Il a préféré quitter le toit conjugal, malgré étant encore marié en laissant derrière une femme et trois enfants livrés à eux-mêmes. Une décision jugée égoïste par son épouse, qui n’arrive pas à comprendre comment un père peut abandonner ses enfants. Trois mois après ce départ précipité, Sheila (prénom fictif), ne sait plus à quelle porte frapper pour subvenir aux besoins de ses enfants.
Selon Sheila, son époux a préféré fuir de ses responsabilités pour assouvir son addiction à l’alcool. Une dépendance qui était la cause de nombreuses disputes. Des évènements traumatisants pour les enfants qui ont commencé à souffrir de troubles de concentration à l’école. Sheila nous dira même qu’elle a, à maintes reprises, été convoquée par la direction de l’école de ses enfants.
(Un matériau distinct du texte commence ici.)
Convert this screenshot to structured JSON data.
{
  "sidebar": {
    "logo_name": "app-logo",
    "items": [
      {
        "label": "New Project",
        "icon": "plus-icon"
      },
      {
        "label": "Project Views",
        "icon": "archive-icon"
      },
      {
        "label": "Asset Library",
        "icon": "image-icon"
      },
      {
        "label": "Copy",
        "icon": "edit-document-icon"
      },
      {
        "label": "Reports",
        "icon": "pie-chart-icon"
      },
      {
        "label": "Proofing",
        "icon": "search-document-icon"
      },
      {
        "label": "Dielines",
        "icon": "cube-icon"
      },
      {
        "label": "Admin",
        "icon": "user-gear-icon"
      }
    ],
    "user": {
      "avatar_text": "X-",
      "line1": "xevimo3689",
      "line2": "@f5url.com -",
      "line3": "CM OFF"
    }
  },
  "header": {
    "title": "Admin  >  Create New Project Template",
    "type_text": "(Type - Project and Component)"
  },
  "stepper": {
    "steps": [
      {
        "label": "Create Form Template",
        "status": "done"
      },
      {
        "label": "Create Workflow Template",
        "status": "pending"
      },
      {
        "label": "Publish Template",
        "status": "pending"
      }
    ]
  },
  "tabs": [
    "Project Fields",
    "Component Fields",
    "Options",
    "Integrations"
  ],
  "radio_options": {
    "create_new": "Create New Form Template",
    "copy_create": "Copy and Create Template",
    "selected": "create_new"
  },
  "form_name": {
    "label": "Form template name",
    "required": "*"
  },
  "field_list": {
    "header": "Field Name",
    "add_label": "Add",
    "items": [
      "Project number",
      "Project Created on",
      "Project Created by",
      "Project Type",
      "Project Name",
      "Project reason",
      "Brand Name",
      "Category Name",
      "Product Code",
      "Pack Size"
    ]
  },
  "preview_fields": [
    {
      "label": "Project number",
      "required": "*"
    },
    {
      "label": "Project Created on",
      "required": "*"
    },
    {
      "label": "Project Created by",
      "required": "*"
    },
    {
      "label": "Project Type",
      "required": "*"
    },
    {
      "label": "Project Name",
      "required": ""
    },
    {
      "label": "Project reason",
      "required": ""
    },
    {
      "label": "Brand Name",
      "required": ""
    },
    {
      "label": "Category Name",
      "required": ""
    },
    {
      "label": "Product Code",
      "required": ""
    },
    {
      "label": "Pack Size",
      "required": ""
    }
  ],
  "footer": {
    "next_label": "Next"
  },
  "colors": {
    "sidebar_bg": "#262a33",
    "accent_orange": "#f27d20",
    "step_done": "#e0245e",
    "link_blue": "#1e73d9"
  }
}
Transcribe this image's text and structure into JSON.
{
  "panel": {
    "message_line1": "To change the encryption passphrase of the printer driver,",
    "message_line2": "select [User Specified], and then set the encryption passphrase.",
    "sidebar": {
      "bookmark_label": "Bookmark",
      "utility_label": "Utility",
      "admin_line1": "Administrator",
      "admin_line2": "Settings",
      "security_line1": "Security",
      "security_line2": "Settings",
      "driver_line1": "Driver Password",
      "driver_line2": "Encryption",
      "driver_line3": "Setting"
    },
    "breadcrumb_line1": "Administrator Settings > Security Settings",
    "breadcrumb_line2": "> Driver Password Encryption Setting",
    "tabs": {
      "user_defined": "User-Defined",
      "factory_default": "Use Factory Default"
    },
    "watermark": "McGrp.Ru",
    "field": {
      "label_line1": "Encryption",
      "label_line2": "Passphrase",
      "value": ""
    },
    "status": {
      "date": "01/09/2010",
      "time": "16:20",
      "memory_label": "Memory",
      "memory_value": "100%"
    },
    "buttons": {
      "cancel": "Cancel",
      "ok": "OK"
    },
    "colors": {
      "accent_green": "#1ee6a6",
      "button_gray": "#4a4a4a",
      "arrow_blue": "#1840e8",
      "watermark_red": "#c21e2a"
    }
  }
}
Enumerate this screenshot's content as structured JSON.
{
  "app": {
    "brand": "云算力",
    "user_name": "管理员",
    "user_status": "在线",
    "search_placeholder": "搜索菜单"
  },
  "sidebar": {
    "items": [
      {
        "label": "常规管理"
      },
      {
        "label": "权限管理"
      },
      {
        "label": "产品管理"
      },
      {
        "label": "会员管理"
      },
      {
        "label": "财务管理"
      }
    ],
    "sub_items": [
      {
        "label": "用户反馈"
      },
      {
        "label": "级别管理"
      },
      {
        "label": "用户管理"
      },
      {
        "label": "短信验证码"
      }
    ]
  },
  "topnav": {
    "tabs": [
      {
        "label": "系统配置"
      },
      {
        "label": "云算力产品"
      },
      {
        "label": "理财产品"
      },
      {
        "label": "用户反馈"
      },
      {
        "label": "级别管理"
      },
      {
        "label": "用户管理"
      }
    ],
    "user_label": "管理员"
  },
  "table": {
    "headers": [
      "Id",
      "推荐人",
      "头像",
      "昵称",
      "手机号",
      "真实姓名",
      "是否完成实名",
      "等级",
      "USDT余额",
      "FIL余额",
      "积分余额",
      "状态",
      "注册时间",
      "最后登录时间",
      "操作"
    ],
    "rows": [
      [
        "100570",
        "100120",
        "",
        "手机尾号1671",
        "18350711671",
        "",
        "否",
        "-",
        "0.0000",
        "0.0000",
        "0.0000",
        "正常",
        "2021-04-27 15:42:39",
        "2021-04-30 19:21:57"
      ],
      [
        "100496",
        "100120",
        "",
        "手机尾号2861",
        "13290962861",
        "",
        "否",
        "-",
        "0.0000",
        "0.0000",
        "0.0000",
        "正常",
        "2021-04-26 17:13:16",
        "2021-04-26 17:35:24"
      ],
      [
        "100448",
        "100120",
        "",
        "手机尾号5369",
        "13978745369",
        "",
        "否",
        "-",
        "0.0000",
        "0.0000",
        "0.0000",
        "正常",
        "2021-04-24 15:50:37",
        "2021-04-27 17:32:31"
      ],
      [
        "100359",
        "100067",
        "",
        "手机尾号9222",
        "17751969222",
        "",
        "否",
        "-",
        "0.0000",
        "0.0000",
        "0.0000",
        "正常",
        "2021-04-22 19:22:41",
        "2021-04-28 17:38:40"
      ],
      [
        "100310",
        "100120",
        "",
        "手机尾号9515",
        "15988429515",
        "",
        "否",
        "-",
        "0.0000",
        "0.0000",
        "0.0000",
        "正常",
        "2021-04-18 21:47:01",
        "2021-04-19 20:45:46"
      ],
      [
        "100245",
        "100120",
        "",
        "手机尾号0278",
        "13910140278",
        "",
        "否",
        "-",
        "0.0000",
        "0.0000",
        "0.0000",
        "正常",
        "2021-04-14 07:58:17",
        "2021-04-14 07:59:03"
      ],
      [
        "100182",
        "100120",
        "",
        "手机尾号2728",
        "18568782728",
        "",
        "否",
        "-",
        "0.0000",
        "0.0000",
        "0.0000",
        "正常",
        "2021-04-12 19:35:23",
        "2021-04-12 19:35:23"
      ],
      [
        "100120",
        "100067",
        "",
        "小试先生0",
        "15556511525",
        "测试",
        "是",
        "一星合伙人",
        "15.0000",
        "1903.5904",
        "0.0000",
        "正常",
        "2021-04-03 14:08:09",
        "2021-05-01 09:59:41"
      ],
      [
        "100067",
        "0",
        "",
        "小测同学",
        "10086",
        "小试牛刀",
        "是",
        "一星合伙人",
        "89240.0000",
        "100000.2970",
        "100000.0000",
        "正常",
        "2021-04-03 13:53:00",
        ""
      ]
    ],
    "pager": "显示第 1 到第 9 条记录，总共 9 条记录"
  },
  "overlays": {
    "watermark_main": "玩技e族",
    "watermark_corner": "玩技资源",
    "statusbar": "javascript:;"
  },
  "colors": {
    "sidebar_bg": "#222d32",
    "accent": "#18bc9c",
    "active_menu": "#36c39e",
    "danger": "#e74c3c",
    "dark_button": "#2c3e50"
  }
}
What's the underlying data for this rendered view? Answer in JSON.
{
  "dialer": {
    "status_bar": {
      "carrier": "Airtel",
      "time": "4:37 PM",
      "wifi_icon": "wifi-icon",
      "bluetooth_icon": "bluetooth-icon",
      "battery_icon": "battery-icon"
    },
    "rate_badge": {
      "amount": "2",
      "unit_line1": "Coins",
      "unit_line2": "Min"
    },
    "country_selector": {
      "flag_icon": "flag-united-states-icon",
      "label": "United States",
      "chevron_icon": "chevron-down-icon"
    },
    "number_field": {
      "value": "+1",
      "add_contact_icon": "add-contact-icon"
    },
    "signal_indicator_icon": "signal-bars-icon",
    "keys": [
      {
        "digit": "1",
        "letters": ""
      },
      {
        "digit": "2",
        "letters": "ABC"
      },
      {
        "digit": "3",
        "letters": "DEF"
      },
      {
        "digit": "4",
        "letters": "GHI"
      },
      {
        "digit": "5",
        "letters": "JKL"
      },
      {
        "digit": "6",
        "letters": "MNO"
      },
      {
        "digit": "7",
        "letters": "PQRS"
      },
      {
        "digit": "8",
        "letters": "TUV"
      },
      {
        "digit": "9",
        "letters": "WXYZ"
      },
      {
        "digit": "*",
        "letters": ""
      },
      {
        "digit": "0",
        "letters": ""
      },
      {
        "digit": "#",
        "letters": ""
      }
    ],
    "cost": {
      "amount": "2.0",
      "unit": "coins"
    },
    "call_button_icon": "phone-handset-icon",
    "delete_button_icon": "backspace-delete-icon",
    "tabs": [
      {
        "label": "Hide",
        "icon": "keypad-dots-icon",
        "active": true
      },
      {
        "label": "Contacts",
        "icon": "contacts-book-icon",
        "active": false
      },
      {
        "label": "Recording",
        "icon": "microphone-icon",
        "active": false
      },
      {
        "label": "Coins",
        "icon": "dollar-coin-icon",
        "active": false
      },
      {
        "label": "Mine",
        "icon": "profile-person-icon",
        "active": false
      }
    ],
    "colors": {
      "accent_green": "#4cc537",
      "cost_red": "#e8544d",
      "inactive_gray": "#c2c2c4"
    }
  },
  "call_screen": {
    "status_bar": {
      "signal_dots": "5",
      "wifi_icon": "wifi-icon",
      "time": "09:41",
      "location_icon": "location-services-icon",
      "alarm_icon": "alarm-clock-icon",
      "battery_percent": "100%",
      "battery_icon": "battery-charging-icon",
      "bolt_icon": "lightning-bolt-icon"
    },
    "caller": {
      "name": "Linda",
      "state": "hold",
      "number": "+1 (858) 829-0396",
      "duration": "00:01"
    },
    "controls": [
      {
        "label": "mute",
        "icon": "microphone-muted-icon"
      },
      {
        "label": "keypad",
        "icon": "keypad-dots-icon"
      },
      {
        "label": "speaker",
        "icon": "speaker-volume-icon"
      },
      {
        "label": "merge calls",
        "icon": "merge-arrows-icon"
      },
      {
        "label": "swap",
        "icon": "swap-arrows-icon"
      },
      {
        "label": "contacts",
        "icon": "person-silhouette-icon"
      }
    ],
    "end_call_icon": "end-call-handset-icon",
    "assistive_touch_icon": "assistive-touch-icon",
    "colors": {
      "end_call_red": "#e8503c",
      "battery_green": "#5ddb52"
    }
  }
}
Il nous revient que l’époux en question se serait installé chez sa sœur. Il aurait, pendant un mois, verser une somme d’argent, comme contribution pour ses enfants avant de se rétracter. Toutefois, après cela, il n’aurait plus apporté sa contribution aux dépenses familiales.
Une décision lourde en conséquences pour Sheila qui, du jour au lendemain, s’est retrouvée au pied du mur. La seule source de revenu que cette mère au foyer percevait, provenait de la pension d’invalidité que percevait l’un de ces enfants. Sauf que cette allocation de l’état a été supprimée.
Aujourd’hui, Sheila dépend essentiellement sur la générosité de son entourage pour subvenir aux besoins de ses enfants. Avec un loyer a payer et des factures à régler, il convient de dire que la tâche ne s’annonce pas facile pour cette mère de famille. Et face à cette situation, le fils de Sheila décidera de quitter les bancs de l’école pour prendre un emploi comme mâcon pour participer aux dépenses de la famille. Après toutes ces mésaventures, Sheila, garde espoir et sollicite l’aide des Mauriciens pour arriver à sortir la tête hors de l’eau.